As mentioned above, data needs to exist somewhere. Let's run the next cell to create a bucket for you to use.

In [None]:
account_id = boto3.client('sts').get_caller_identity().get('Account')
s3_bucket = account_id + "-lookoutmetricscf"

region = "us-west-2"
utility.create_bucket(s3_bucket, region=region)

s3_bucket

### Uncompress dataset

Let's uncompress the provided e-commerce data.

In [None]:
data_dirname = os.path.join("./data")

if os.path.exists(data_dirname):
    shutil.rmtree(data_dirname)
os.makedirs(data_dirname)

zip_filename = os.path.join("./ecommerce.zip")

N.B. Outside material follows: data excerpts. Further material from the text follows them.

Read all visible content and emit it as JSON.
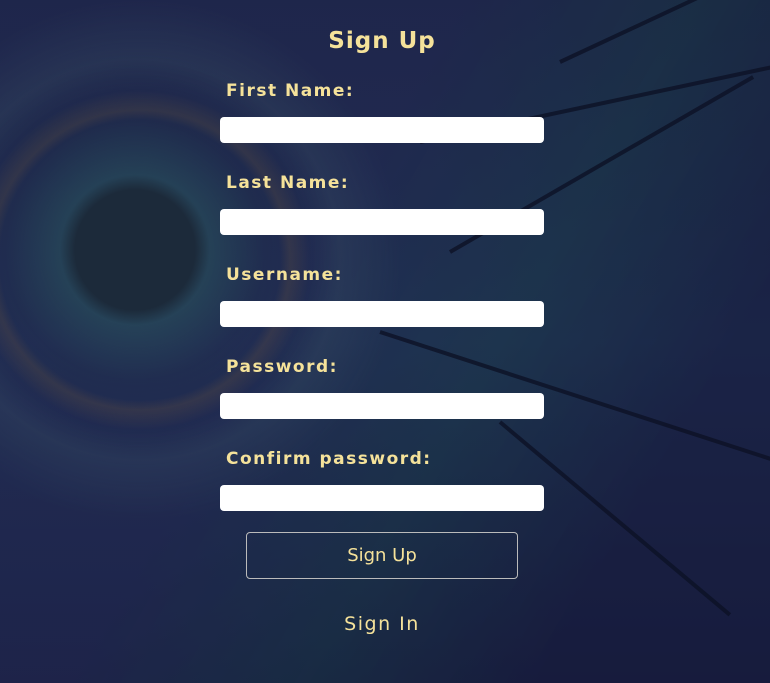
{
  "title": "Sign Up",
  "fields": [
    {
      "label": "First Name:",
      "value": ""
    },
    {
      "label": "Last Name:",
      "value": ""
    },
    {
      "label": "Username:",
      "value": ""
    },
    {
      "label": "Password:",
      "value": ""
    },
    {
      "label": "Confirm password:",
      "value": ""
    }
  ],
  "submit_label": "Sign Up",
  "signin_link": "Sign In",
  "colors": {
    "text": "#f5e29a",
    "input_bg": "#ffffff",
    "button_border": "#bbbbbb"
  }
}
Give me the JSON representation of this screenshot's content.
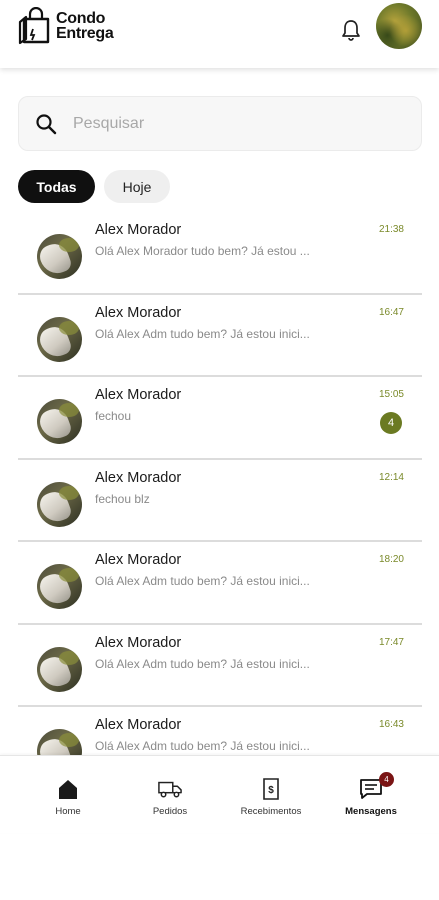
{
  "header": {
    "logo_line1": "Condo",
    "logo_line2": "Entrega"
  },
  "search": {
    "placeholder": "Pesquisar"
  },
  "filters": [
    {
      "label": "Todas",
      "active": true
    },
    {
      "label": "Hoje",
      "active": false
    }
  ],
  "conversations": [
    {
      "name": "Alex Morador",
      "preview": "Olá Alex Morador tudo bem? Já estou ...",
      "time": "21:38",
      "unread": null
    },
    {
      "name": "Alex Morador",
      "preview": "Olá Alex Adm tudo bem? Já estou inici...",
      "time": "16:47",
      "unread": null
    },
    {
      "name": "Alex Morador",
      "preview": "fechou",
      "time": "15:05",
      "unread": "4"
    },
    {
      "name": "Alex Morador",
      "preview": "fechou blz",
      "time": "12:14",
      "unread": null
    },
    {
      "name": "Alex Morador",
      "preview": "Olá Alex Adm tudo bem? Já estou inici...",
      "time": "18:20",
      "unread": null
    },
    {
      "name": "Alex Morador",
      "preview": "Olá Alex Adm tudo bem? Já estou inici...",
      "time": "17:47",
      "unread": null
    },
    {
      "name": "Alex Morador",
      "preview": "Olá Alex Adm tudo bem? Já estou inici...",
      "time": "16:43",
      "unread": null
    }
  ],
  "bottom_nav": {
    "items": [
      {
        "label": "Home",
        "icon": "home-icon"
      },
      {
        "label": "Pedidos",
        "icon": "truck-icon"
      },
      {
        "label": "Recebimentos",
        "icon": "receipt-icon"
      },
      {
        "label": "Mensagens",
        "icon": "message-icon",
        "badge": "4",
        "active": true
      }
    ]
  },
  "colors": {
    "accent": "#6b7a22",
    "chip_active": "#101010",
    "badge_nav": "#7a1414"
  }
}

with zipfile.ZipFile( zip_filename, "r" ) as zip_fd:
    zip_fd.extractall(data_dirname)

Before we proceed to the next step let's take a quick look at the folder structure. Specifically, notice that we only have one `input.csv` in the `backtest`. Whereas, data in the `live` folder is broken down into days (ex: `20201001` for October 1, 2020) and hours (ex: `0200` for 2:00AM)

Also, notice that our data goes far into the future. Of course, this is unrealistic of any real-world scenarios but it works for this demontration.

In [None]:
paths = utility.DisplayablePath.make_tree(pathlib.Path('data'))
for path in paths:
    print(path.displayable())

Now when you take a quick look into the data, you will notice the schema for `backtest` and `live` data is identical. 

In [None]:
backtest_df = pd.read_csv('data/ecommerce/backtest/input.csv')
backtest_df.head()

In [None]:
live_sample_df = pd.read_csv('data/ecommerce/live/20201208/0000/20201208_000000.csv')
live_sample_df.head()

### Save data to bucket

Finally, let save the data into to our s3 bucket.

In [None]:
!aws s3 sync {data_dirname}/ecommerce/ s3://{s3_bucket}/ecommerce/

To make things easier on yourself we are going to leverage the magic functions of Ipython in order to save a few variables for later.

In [None]:
%store s3_bucket